Define a side channel.
An unintended information leakage path (e.g., timing, power, cache state) that reveals secrets without reading them directly.
What makes caches powerful side channels?
Access latency depends on whether data is cached (hit) or not (miss). Attackers measure timing differences to infer victim memory accesses.
Cache line size on x86_64 (typical)?
64 bytes. The lowest 6 address bits are the line offset.
Page size (typical) and consequence for indexing?
4 KiB pages; the lowest 12 bits are the page offset (includes the 6-bit line offset). Many L1/L2 set-index bits lie within these 12 bits.
Define cache associativity.
Number of lines per set.

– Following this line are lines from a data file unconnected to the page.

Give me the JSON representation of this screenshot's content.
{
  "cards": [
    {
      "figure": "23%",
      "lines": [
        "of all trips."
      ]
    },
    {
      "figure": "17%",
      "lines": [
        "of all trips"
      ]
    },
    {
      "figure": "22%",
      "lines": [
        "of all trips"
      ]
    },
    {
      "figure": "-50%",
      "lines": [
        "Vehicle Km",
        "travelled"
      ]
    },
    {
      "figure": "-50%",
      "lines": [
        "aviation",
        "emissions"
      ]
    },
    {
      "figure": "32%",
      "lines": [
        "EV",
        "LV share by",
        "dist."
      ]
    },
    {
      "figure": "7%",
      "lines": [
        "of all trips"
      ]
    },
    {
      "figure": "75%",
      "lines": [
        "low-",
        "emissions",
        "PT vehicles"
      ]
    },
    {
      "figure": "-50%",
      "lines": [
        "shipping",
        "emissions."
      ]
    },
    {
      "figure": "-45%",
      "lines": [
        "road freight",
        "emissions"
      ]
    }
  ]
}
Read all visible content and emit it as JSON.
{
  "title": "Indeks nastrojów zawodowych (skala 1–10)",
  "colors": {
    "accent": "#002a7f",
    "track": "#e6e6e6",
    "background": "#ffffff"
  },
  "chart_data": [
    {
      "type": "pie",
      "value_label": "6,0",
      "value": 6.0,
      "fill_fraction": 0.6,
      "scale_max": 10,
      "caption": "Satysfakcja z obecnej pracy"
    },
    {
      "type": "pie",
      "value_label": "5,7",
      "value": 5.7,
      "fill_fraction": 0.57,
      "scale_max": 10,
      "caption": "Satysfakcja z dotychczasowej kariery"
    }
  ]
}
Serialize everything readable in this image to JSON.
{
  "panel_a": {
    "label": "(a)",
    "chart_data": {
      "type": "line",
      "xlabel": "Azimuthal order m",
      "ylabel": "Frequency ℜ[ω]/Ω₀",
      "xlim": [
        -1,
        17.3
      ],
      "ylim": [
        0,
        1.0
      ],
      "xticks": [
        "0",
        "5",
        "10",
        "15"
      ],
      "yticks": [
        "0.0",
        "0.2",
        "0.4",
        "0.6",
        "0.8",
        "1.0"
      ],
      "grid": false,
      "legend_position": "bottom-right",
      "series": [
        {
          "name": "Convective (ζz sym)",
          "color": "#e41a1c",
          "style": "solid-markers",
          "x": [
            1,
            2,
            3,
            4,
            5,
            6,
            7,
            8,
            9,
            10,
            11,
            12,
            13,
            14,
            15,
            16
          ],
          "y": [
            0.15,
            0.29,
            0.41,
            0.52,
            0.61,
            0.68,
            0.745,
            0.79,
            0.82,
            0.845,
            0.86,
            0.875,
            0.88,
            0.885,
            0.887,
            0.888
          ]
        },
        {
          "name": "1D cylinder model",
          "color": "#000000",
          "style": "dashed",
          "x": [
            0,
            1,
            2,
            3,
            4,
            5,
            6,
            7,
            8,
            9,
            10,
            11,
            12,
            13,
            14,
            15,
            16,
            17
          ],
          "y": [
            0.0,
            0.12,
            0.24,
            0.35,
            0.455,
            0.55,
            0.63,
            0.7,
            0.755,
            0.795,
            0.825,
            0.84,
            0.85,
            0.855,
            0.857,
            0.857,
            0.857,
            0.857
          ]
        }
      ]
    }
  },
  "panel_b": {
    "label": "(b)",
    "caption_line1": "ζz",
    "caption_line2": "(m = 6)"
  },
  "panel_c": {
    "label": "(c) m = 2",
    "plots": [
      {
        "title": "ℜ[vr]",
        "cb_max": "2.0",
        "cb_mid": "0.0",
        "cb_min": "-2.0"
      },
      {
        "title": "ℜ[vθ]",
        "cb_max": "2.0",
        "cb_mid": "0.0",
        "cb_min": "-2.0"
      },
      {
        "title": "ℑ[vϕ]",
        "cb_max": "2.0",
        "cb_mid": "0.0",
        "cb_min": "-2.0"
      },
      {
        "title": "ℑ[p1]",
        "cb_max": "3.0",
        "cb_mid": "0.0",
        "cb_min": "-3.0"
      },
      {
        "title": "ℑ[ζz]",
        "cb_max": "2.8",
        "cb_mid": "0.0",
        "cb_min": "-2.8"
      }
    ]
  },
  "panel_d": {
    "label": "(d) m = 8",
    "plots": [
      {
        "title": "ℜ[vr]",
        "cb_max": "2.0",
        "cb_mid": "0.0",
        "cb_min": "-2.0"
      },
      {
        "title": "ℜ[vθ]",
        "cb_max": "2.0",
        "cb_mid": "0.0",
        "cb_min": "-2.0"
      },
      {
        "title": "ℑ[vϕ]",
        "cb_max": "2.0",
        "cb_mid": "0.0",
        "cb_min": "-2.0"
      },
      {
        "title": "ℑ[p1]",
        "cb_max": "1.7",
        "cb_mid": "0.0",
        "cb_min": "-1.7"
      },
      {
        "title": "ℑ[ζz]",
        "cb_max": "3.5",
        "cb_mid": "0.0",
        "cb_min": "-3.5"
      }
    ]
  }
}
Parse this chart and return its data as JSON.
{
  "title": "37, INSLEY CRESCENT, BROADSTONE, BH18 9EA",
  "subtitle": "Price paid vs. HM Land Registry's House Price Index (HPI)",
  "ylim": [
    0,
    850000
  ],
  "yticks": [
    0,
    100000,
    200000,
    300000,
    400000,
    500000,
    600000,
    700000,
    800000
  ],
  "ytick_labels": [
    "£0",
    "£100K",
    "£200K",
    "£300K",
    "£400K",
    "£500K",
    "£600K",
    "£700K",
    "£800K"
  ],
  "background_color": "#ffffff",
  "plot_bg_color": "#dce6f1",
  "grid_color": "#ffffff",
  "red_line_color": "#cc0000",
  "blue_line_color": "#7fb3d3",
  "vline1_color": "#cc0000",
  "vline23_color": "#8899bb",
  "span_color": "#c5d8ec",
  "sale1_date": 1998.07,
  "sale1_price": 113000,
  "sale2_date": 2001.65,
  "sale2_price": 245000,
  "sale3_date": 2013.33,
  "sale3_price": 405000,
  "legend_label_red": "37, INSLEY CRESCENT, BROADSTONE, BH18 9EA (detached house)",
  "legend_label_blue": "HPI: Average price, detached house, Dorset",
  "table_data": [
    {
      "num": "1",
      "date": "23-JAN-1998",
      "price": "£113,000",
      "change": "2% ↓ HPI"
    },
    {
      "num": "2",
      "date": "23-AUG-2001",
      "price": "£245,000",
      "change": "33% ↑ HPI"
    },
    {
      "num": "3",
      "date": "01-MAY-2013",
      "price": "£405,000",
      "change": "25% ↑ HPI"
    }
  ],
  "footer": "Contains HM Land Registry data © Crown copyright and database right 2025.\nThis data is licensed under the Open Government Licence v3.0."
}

An N-way cache can hold N distinct lines per set before evicting.
Number of sets formula.
(#cache bytes) / (line size × associativity).
Which levels are per-core vs shared?
L1 and L2 are per-core; L3 (LLC) is shared among cores (often split into slices hashed by physical address).
Inclusive vs non-inclusive caches.
Inclusive: L1⊆L2⊆L3; evicting from L3 invalidates copies in upper levels. Non-inclusive (or mostly-inclusive) has no strict subset relation.
Do loads fill all cache levels?
Typically yes (on inclusive hierarchies): a miss fills L3→L2→L1. Later evictions can leave a line only in L2 or L3.
Define Prime+Probe (high level).
Prime: fill a set. Victim runs. Probe: time reaccesses; slower lines indicate eviction by victim → reveals which set the victim used.
Define Flush+Reload (high level).
Flush: invalidate a specific shared line (e.g., clflush). Victim runs. Reload: time access; fast=the victim reloaded it, slow=not touched.
When do you use Flush+Reload?
When attacker and victim share physical pages (shared libraries, shared mmap). Gives high spatial resolution.
When do you use Prime+Probe?
When no shared memory exists. You only need conflicting (same-set) addresses; works cross-process and cross-VM with care.
How to time memory on x86_64?
Use rdtsc/rdtscp with fences. Example: lfence; rdtsc before and rdtscp; lfence after a volatile load.
Why fences around rdtsc?
To serialize instructions so timing boundaries don’t get reordered by the CPU.
Hit vs miss timing (typical ballpark).
L1: ~4–5 cycles; L2: ~10–20; L3: ~30–60+; DRAM: ~100–300+. Measure on your CPU to set thresholds.
How to empirically pick a hit/miss threshold?
Measure cold (after clflush) and warm (repeated access) latencies; set threshold ~ midpoint, or use distributions and cluster.
Define conflicting addresses.
Different virtual/physical addresses mapping to the same cache set (and same slice for LLC), competing for associativity.
How to generate same-set addresses for L1/L2?
Use identical page offsets across many pages (e.g., base + k*4096 + offset where offset is multiple of 64).
Why does LLC (L3) need extra care?
LLC is physically indexed and sliced by a hash; set index uses bits above page offset. You need physical info or measurement-based grouping.
Simple conflict test idea.
Warm A; hammer candidate B; time A. If A slows (miss) more often than baseline, A and B likely conflict (same set/slice). Repeat and vote.
Eviction set definition.
A set of ≥ associativity addresses mapping to the same set (and slice) so that accessing them evicts any victim line from that set.
Greedy eviction-set refinement.
Build a large candidate pool; remove one address at a time and test if the victim still gets evicted. Keep only necessary addresses until ≈ associativity.
Why many samples?
Microarchitectural noise, OS interrupts, and prefetchers add variance. Aggregation (median/mean) yields reliable classification.